When I started this blog, one of the first things I did was tell my parents about it. I knew I’d be writing about parts of my childhood that reflected on them, and I wanted them to know the information was out there and not hear about it from others; and to be honest, I wanted the sense of accountability that would come from knowing my parents knew about my blog, so that I was never tempted to say anything here that would reflect badly on them.
(Not that I’d have anything like that to say! Hi, parents!)
I also post the link to this blog on my personal facebook page, which means that all kinds of people, from my church friends to my sixth-grade crush to my former coworkers to my extended family, have access to what I write here.
(Hi, friends and acquaintances!)
Still, even though I know they know about this website, it’s thoroughly surreal to me when I’m talking to a family member and they refer to something specific I’ve written here — there’s still a disconnect for me between my blog life and my family life, even though I know that Venn diagram overlaps quite a bit.
Why, they’re out there, reading this, right now. (Hi, family!)
But what do I write about when what I have to contribute to the fatosphere is about my family? What do I say about the baggage I’m carrying after ten days visiting my extended family, baggage I wasn’t carrying before I left home? How do I write about the disorder and disconnect I feel when my body, my fat body, marks me as different from them in a way we’ve been trained from childhood to recognize as bad – that for all I know, they still think of as bad? Knowing that they’re listening, how can I authentically deconstruct the sick feeling of wondering if they think something’s wrong with me, that they’re reading these words right now and nodding their heads yes?
When I’m with my family, there are biscuits and sausage gravy and a half-dozen kinds of homemade jam; there are eggs and grits and coffee and so much laughter. When they’re thinking Uncle Jaime’s big breakfast, hurrah! I am thinking about getting to the table before all the armless chairs are gone so I don’t have to spend the meal wedged into a too-narrow seat. When they are laughing and making conversation I am trying to do the same thing while watching to see how many biscuits my thin cousins are eating and not taking more than them, and going easier than I’d like to on the gravy, because I don’t want them to see me eating and think, glutton. When I’m with my family I am conscious, so conscious of being the only fat person there, and I am trying desperately not to stand out.
Not to be the elephant in the room.
Later, we go camping, and I am careful to sit in one of the Premium Camp Chairs that’s designed to hold up to 325 pounds, not the regular ones that hold up to 200; if one’s not available, I make an excuse to stand. I am famished from hiking and pitching tents and chasing kids on the playground, but I eat only as many hot dogs as I think I should be seen eating, not as many as I’m hungry for. When we rent paddle boats for an hour, the boat tilts dramatically when I sit down in it, and I try to cover my mortification with false cheerfulness when I say I’d rather stay on shore and read my book with my toes in the lake.

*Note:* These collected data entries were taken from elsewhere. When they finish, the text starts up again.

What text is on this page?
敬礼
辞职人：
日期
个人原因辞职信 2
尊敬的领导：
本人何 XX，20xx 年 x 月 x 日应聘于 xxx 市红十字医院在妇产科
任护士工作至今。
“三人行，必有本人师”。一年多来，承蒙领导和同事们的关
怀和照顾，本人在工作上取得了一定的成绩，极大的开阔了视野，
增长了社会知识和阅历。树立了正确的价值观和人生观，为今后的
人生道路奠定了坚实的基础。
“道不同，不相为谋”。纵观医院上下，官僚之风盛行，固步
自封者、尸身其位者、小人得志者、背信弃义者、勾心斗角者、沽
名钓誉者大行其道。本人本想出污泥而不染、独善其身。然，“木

I spend the week trying not to draw attention to the difference between my body and theirs, and trying not to reinforce the stereotypes I’m still afraid they believe: glutton, lazy, no self-control. When my size does become a limitation, I am filled with shame, certain I am fulfilling their expectations.
All the ways I feel healthy and confident at home disappear when I’m with my family. When I’m with them, all my hard-won sanity evaporates.
My therapist defined a new word for me today: countertransference, when a psychoanalyst takes on the client’s issues and experiences an emotional reaction to them, rather than remaining in an objective, diagnostic role. It’s revealed by the therapist’s personal, emotional response — when a therapist feels self-conscious about her own lack of makeup in the presence of a client who is obsessed with physical beauty, for a very simple example. In a nonclinical setting, countertransference is essentially: letting someone else’s disordered worldview infect your own healthy one. Personally taking on the other person’s emotional baggage instead of setting a boundary that says, no, I won’t carry that.
And in this case, I’ve taken one family member’s obsession with absolute control of one’s physical body – an idolization of the state of being in Perfect Physical Health and a desperation to control one’s biology – and put it onto myself, like a smelly, rotten coat over my clean clothes. I’ve held myself up to one person’s disordered, impossible standard, and then in my insecurity assumed that everyone else was measuring me by the same ridiculous norm. I made another person’s sickness my own instead of rejecting it for what it is: sickness, idolatry.
In my mind, I let another person’s disorder make me into the elephant in the room, instead of being what I am: cousin, niece, sister, daughter, granddaughter, mother. Healthy. Sane. Cheerfully imperfect.